To get very large language models to fit on Inf2 & Trn1, tensor parallelism is used to split weights, data, and compute across multiple NeuronCores, each equipped with 16GB high-bandwidth memory (HBM). For this model, we need at least 6 NeuronCores. 

The `mistralai/Mixtral-8x7B-v0.1` model adopts the MoE architecture with 8 experts in total. `transformers-neuronx` in Neuron SDK 2.18 employs expert parallelism for MoE architecture, splitting the 8 experts  across multiple NeuronCores. Note that increasing the TP degree beyond the minimum requirement almost always improves the model performance as more compute and memory bandwidth are available. To get better performance, it's recommended to use higher TP degree, for example, 32 for `trn1.32xlarge`. Note that we don't support TP degree of 24 on `inf2.48xlarge` for this model and the max TP degree that can be used on `inf2.48xlarge` is 16. If using TP degree 8 to run this model, users can use [int8 weight storage] (https://awsdocs-neuron.readthedocs-hosted.com/en/latest/libraries/transformers-neuronx/transformers-neuronx-developer-guide.html) to reduce the model memory footprint.

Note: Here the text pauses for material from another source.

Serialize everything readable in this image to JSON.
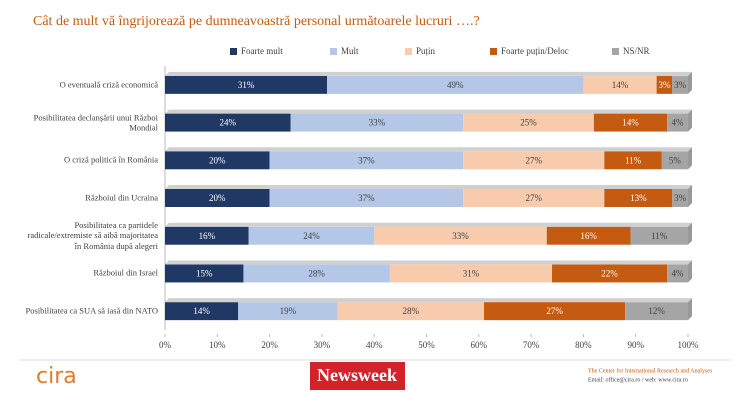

Starting from Neuron SDK 2.18, `transformers-neuronx` supports directly loading Hugging Face models in safetensor format and save_pretrained_split will be deprecated. In the following, we use the `MixtralForSampling` class in `transformers-neuronx` to create the model with model checkpoint loaded from Hugging Face. We enable tensor parallelism with the argument `tp_degree=16` and the use of data type `float16` with the argument `amp='f16'`. We set the max sequence length with `n_positions=1024`. 

In [None]:
import os
import time
import torch
from transformers import AutoTokenizer
from transformers_neuronx.mixtral.model import MixtralForSampling

# set the directory for storing compiled model files
os.environ['NEURON_COMPILE_CACHE_URL'] = f'./neuron_cache'

# load mistralai/Mixtral-8x7B-v0.1 to the NeuronCores with 16-way tensor parallelism
neuron_model = MixtralForSampling.from_pretrained(
    'mistralai/Mixtral-8x7B-v0.1',
    batch_size=1,
    tp_degree=16,
    n_positions=1024,
    amp='f16')

# compile model
neuron_model.to_neuron()

# construct a tokenizer and encode prompt text
tokenizer = AutoTokenizer.from_pretrained('mistralai/Mixtral-8x7B-v0.1')
prompt = "Hello, I'm a language model,"
input_ids = tokenizer.encode(prompt, return_tensors="pt")

# run inference with top-k sampling
with torch.inference_mode():
    start = time.time()
    generated_sequences = neuron_model.sample(input_ids, sequence_length=512, top_k=1) # sequence_length <= n_positions
    elapsed = time.time() - start

generated_sequences = [tokenizer.decode(seq) for seq in generated_sequences]
print(f'generated sequences {generated_sequences} in {elapsed} seconds')